Abstract

L’œuvre romanesque de Gisèle Pineau met à mal une appréhension simpliste de la construction des sexes et de la maltraitance aux Antilles. La récurrence de la figure du “bourreau,” nom créole donné à l’homme maltraitant, et de celle de la “victime” fait ressortir le mal-être et la fragmentation d’une société antillaise en pleine dérive. La supposée dichotomie entre la victime et son agresseur s’avère complexe et trompeuse. Par exemple, l’individu maltraitant n’est pas toujours un homme. En fait, la dynamique des sexes et la mise en scène de la violence chez Pineau illustrent surtout à quel point le pouvoir colonial a endommagé le couple antillais si bien que l’homme de couleur embrasse souvent la perversion d’un idéal masculin hégémonique et violent, réminiscence de la vie sur la plantation. Et fréquemment, la femme antillaise partage cet idéal dont elle renforce l’existence.

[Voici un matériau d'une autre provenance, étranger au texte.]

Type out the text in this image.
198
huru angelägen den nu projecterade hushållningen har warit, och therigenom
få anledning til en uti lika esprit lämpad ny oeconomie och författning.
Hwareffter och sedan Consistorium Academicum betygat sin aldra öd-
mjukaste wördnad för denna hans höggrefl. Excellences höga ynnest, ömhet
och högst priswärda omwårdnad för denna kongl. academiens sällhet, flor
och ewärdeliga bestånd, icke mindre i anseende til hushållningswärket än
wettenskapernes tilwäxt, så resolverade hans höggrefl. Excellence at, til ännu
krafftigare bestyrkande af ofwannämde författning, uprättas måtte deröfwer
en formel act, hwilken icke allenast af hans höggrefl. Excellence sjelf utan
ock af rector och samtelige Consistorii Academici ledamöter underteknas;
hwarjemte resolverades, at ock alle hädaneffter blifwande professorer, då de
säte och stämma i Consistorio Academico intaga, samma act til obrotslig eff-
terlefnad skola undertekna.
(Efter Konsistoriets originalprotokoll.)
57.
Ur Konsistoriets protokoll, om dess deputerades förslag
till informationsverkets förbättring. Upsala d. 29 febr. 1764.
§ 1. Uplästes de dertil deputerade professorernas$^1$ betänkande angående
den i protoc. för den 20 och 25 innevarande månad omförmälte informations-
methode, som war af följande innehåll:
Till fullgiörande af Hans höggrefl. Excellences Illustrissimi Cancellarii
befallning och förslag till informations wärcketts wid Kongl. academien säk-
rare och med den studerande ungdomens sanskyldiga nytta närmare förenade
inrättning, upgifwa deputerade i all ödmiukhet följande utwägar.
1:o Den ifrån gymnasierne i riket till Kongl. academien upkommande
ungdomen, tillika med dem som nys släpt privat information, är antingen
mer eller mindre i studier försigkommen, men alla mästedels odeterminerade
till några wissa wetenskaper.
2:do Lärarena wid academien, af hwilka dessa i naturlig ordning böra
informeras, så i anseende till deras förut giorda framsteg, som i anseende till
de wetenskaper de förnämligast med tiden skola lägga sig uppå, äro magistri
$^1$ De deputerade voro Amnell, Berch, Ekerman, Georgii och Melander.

Les maltraitances sur le corps et la vie psychique ne remettent pas tant en question les personnages que leur environnement: un milieu post-plantationnaire où sévit l’expression délétère du pouvoir colonial ou de sa nouvelle incarnation faisant suite à la départementalisation. L’œuvre de Pineau apporte dès lors une contribution incontournable dans les études genrées et postcoloniales.